Addressing mmap's random memory allocation for efficient data sharing across processes

83 Views Asked by At

I'm working on a project where I need to load a large array into memory, construct various indexes and derivative data, and, after complete loading and processing, ensure maximum speed of access to this data from other processes without the overhead of using SQL/NoSQL and Inter-Process Communication (IPC). Additionally, the process that utilizes these processed data needs to start almost instantly.

Is it feasible to use mmap as a replacement for the heap in this scenario to achieve rapid access to memory data created by another process without needing to reprocess it?

Furthermore, I'm facing a challenge with the dynamic allocation of addresses by mmap, which allocates random addresses in the address space. Is there a way to alter the behavior of mmap in this regard? Should I consider using some form of indexes or offsets? Or is there an entirely different approach that would be more suitable for this task?

2

There are 2 best solutions below

1
rostamn739 On BEST ANSWER

One can use a shared memory framework for what you describe. I see C tag but if C++/Boost is an option, one can use Boost.Interprocess which takes care of synthetic pointers and DSM segment allocation for you.

I don't see the application point of memfd mentioned in previous answer as a normal dynamic shared memory is totally applicable in your scenario. It's just a tmpfs backed regular file in Linux.

0
Tanmay Patil On

mmap would solve your problem. Its behaviour is exactly what you need.

The address provided by mmap is the virtual memory address local to your process.
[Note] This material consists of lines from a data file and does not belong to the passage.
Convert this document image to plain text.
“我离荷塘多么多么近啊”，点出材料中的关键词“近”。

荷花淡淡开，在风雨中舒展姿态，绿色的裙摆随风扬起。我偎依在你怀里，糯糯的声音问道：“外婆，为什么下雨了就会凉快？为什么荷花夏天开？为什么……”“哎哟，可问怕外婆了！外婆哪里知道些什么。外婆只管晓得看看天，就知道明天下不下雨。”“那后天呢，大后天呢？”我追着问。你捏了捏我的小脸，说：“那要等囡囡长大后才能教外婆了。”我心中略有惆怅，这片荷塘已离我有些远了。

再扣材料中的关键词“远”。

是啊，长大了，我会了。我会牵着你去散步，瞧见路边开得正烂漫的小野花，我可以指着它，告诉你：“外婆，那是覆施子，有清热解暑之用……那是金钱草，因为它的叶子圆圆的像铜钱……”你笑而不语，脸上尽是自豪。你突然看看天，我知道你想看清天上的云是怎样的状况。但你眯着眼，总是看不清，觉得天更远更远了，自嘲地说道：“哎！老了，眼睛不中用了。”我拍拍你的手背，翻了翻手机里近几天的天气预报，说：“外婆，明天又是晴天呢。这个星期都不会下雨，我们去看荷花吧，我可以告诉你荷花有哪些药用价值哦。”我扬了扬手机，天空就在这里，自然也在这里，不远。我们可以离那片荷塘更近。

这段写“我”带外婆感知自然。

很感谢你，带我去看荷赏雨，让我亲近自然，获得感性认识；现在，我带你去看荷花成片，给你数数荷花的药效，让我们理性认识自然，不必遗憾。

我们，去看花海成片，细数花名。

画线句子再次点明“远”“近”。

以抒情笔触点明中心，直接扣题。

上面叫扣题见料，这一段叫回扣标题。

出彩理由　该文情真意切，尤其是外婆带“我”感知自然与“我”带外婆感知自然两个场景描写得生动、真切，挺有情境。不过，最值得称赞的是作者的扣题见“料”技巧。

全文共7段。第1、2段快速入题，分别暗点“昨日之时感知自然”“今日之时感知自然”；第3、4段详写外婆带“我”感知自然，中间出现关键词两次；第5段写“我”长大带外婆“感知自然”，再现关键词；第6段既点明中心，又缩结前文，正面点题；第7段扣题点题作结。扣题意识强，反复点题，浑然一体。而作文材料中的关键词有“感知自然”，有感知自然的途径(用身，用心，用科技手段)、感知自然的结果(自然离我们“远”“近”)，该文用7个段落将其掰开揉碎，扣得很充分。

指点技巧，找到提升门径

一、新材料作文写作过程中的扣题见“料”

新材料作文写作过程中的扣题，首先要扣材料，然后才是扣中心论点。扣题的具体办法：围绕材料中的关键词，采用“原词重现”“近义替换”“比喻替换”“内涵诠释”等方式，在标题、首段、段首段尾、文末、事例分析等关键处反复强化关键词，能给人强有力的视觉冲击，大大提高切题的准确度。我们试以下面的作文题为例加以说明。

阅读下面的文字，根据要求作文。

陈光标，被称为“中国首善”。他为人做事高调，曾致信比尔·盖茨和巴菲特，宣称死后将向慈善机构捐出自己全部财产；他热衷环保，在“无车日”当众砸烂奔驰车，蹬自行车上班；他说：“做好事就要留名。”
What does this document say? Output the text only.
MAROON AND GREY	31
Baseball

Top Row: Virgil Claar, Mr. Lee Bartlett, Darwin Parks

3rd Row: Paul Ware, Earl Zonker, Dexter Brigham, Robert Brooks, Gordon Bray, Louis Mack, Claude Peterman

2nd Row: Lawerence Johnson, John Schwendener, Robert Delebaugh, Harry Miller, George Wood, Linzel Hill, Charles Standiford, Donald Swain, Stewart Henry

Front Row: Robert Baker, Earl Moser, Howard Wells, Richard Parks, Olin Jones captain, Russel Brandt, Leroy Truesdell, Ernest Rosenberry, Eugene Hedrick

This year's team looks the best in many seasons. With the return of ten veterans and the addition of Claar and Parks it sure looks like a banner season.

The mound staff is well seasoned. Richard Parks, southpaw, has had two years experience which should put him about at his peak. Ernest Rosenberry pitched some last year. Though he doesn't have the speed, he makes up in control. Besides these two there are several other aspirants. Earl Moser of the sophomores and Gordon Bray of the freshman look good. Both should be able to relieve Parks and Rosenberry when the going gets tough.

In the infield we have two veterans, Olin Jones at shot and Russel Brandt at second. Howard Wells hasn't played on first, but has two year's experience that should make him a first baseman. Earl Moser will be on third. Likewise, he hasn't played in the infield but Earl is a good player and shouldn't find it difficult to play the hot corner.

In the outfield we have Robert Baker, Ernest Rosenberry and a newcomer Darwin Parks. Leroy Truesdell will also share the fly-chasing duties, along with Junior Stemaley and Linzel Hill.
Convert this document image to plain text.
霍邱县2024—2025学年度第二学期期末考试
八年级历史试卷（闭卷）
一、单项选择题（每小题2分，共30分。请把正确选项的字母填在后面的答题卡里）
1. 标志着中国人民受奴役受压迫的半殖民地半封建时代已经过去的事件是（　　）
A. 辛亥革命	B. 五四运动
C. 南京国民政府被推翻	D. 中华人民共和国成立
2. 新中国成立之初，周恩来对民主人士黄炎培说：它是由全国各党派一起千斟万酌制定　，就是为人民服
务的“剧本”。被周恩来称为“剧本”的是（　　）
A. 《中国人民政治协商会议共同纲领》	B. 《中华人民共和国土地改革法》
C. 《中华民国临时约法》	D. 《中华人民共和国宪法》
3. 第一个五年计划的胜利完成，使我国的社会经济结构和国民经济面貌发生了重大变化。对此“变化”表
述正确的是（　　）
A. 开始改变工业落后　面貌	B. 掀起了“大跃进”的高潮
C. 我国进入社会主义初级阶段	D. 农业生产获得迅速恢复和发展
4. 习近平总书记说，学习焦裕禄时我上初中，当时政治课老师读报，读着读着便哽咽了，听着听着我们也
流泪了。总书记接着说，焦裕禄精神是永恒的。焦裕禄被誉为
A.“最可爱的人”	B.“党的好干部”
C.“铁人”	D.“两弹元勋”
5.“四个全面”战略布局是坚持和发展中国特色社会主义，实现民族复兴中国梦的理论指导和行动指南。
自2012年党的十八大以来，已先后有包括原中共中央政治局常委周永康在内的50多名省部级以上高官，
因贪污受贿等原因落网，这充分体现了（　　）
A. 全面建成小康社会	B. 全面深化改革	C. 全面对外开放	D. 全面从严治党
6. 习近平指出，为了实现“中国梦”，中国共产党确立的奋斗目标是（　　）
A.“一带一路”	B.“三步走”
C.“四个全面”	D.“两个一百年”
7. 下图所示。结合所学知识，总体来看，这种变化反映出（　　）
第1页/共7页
Regard it as base address and use offsets for accessing contents.

When you mmap same file in a different process, it would give another address which would be virtual memory address local to the new process. Again regard that address as base address for accesses from new process and work with offsets as before.

Filesystem will make the data accessible to all processes via file name. If you don't want the data accessible to other processes you can use memfd_create and send file descriptor using other IPC mechanism.